About The Author
Brad J. Bushman
Dr. Brad J. Bushman is the Chair of Mass Communication Professor at Ohio State University. He has published extensively on the consequences and causes of human aggression. His work has questioned the utility of catharsis and relates also to violent video game effects on aggression. Along with Roy Baumeister, his work suggests that it is narcissism, not low self-esteem, that causes people to act more aggressively after an insult. His research has been featured in Newsweek, on 20/20, on the CBS Evening News, and on National Public Radio.
He has also been featured on Penn & Teller: Bullshit!. He got his BS in psychology from Weber State University in 1984 and his Ph.D. from the University of Missouri in 1989 and holds 3 master's degrees (in statistics, psychology, and secondary education). Since 2005, Bushman has spent the summers as a professor of communication science at the Vrije Universiteit Amsterdam, the Netherlands. Prior to joining Ohio State University, Bushman was a professor at Iowa State University and the University of Michigan.

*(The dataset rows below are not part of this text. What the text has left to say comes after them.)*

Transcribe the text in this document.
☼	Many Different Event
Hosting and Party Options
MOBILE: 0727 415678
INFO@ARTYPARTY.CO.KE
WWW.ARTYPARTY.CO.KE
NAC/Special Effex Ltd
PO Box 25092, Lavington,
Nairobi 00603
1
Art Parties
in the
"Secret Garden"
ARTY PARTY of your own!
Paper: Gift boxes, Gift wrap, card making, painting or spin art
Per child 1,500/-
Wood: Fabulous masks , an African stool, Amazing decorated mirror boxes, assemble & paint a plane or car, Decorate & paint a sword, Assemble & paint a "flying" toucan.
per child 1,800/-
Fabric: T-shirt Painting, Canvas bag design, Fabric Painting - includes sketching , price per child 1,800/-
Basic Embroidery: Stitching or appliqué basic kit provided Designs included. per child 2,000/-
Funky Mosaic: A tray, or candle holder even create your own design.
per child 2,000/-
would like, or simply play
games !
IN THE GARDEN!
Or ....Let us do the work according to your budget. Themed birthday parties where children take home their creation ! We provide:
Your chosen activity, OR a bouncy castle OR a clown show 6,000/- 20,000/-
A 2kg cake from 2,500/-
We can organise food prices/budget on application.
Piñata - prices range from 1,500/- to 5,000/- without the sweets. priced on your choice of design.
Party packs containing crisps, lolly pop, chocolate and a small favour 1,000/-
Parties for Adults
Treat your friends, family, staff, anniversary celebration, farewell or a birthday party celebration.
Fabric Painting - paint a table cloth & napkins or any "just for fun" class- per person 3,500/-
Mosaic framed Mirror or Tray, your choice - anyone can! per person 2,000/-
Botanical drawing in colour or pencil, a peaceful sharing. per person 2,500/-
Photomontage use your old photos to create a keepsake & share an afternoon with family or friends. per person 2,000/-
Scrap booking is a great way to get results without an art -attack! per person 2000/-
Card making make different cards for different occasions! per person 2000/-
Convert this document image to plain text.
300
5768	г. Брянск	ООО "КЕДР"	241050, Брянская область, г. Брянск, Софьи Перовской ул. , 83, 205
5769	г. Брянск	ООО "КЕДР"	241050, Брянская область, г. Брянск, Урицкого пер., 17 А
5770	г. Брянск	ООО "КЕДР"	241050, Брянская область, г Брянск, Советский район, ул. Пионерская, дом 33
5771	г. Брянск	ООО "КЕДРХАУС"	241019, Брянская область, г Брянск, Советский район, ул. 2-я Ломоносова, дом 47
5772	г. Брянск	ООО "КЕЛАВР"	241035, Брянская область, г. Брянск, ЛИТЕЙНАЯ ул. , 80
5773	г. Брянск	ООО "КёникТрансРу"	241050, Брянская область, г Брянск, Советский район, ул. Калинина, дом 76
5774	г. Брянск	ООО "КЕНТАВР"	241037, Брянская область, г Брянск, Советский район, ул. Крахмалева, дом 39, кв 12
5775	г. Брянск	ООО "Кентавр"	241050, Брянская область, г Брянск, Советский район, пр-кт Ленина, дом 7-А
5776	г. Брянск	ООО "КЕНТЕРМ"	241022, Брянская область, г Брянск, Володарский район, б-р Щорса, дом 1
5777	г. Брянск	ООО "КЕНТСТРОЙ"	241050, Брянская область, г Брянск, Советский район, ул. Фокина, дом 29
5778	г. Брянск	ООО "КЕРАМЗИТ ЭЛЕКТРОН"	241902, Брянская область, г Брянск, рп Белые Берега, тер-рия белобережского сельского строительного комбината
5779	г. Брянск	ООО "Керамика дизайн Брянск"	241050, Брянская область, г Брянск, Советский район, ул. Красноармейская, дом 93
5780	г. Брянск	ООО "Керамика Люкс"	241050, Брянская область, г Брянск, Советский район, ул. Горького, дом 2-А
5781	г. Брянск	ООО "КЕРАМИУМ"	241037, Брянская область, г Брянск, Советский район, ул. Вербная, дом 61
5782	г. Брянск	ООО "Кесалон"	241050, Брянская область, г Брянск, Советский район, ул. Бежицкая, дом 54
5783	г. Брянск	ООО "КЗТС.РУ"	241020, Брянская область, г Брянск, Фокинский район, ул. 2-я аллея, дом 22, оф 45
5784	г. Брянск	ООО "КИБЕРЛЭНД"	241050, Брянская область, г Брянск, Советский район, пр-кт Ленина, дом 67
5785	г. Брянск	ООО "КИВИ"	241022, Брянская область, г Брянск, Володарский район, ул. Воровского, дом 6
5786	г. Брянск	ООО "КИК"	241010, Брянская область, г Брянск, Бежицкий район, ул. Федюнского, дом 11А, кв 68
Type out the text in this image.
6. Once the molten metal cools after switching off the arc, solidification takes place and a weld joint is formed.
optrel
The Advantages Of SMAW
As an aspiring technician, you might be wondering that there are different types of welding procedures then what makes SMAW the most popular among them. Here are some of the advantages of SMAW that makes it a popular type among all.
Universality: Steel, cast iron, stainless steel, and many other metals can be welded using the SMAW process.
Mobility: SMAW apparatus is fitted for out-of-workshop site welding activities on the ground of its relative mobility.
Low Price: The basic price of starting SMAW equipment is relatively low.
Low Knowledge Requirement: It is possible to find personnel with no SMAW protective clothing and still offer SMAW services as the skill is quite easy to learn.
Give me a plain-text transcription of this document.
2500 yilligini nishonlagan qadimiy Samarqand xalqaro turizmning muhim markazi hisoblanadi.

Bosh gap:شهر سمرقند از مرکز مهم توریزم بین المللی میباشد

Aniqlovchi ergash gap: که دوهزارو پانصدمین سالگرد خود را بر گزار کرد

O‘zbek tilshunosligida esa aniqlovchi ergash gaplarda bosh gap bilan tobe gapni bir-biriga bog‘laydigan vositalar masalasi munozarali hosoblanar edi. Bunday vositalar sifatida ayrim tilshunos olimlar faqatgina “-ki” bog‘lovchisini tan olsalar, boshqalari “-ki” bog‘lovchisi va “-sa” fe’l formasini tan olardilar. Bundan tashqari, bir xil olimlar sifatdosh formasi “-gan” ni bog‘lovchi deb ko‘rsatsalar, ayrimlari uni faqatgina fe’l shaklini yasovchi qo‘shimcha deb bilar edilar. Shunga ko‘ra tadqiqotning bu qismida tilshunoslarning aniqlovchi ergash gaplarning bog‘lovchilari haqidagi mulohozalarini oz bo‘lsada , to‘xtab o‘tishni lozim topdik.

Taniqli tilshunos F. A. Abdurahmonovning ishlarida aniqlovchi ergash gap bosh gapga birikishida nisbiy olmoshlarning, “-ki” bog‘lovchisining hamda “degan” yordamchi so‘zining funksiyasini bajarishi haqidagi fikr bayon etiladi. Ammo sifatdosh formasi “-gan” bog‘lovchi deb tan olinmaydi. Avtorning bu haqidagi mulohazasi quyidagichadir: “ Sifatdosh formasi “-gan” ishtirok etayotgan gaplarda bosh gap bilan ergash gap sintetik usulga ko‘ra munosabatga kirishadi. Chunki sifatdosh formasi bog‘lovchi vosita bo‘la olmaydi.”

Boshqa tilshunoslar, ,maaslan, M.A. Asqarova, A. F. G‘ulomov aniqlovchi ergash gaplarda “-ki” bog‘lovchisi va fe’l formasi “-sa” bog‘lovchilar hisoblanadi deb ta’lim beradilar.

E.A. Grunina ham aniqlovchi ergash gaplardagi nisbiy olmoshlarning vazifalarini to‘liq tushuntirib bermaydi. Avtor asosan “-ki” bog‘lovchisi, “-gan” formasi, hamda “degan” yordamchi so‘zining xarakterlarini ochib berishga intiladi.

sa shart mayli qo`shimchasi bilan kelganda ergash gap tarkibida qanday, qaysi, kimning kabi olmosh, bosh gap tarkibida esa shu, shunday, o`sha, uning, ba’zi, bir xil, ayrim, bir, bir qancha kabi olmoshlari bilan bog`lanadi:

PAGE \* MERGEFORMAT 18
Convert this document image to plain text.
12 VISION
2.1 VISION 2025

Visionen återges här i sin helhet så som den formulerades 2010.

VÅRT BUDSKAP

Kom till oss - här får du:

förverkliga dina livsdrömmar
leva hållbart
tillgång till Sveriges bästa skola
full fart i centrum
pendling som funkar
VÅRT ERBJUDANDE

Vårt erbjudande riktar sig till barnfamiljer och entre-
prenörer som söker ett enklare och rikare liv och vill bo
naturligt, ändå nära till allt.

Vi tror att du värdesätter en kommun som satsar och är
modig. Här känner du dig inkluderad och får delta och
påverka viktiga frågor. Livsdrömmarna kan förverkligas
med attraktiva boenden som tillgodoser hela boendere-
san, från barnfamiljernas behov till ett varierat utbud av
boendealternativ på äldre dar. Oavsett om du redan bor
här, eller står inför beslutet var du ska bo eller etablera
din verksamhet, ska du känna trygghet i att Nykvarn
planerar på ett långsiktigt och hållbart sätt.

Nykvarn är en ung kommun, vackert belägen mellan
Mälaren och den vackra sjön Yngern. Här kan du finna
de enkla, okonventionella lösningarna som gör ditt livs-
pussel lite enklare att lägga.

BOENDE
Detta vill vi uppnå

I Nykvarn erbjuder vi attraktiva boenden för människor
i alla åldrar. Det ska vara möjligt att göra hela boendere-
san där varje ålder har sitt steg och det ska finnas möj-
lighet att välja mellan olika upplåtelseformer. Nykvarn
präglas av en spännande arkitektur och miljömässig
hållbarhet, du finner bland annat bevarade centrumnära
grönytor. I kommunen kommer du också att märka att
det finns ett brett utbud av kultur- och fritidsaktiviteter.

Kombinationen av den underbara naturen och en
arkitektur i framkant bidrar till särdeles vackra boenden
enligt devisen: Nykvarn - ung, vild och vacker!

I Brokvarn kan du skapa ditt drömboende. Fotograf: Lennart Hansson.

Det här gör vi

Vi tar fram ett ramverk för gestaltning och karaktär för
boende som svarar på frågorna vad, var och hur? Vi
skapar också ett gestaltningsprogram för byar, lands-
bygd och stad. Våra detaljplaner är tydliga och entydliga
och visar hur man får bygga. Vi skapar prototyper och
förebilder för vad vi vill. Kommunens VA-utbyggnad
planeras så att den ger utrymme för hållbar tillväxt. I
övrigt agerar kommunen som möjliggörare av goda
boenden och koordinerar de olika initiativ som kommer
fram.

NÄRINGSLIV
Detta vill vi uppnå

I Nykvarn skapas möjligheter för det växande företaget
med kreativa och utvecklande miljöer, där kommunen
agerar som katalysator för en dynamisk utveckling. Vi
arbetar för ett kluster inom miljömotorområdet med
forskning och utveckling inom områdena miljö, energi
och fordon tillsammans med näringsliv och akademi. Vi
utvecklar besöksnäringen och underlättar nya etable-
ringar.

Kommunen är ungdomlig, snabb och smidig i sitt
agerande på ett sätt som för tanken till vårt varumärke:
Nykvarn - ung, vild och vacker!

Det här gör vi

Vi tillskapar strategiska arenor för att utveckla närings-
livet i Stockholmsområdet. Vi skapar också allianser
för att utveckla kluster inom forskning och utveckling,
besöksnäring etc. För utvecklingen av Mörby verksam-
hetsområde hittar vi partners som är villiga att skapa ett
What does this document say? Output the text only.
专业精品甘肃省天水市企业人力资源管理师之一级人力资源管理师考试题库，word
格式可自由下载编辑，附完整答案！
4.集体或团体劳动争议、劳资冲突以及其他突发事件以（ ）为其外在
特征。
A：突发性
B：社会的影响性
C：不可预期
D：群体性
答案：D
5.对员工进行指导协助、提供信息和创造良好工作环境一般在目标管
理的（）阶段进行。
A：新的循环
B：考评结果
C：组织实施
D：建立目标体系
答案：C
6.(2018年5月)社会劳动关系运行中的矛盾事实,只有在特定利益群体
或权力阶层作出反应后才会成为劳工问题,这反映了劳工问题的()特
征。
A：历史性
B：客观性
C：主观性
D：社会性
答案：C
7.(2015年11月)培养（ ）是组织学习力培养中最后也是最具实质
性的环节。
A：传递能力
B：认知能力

He was awarded an Ig Nobel award in psychology in 2013 for his work about the attractiveness of drunk people. In 2014 he got the Distinguished Lifetime Contribution to Media Psychology and Technology award from the American Psychological Association.
Roy F. Baumeister
Dr. Roy F. Baumeister, a professor of psychology at the University of Queensland, Australia, has taught introductory social psychology to thousands of graduate and undergraduate students. He got his Ph.D. from Princeton in 1978. His research and teaching experience includes appointments at the Florida State University, University of California at Berkeley, Case Western Reserve University, the University of Virginia, the Max Planck Institute in Munich (Germany), the University of Texas at Austin, the VU University, Amsterdam (the Netherlands), the University of Bamberg (Germany), the University of Melbourne (Australia), King Abdulaziz University (Saudi Arabia), and the Center for Advanced Study in the Behavioral Sciences at Stanford. An active researcher whose work has been funded by the National Institutes of Health and the Templeton Foundation, Roy has conducted research on the self (including self-control and self-esteem), the need to belong, aggression, sexuality, and how people find meaning in life.
According to Google Scholar, Dr. Roy Baumeister's works have been cited over 175,000 times in scientific literature. In 2013, he received the William James Award, the highest honor bestowed by the Association for Psychological Science in all of psychology. In his spare time, he likes to play jazz and ski.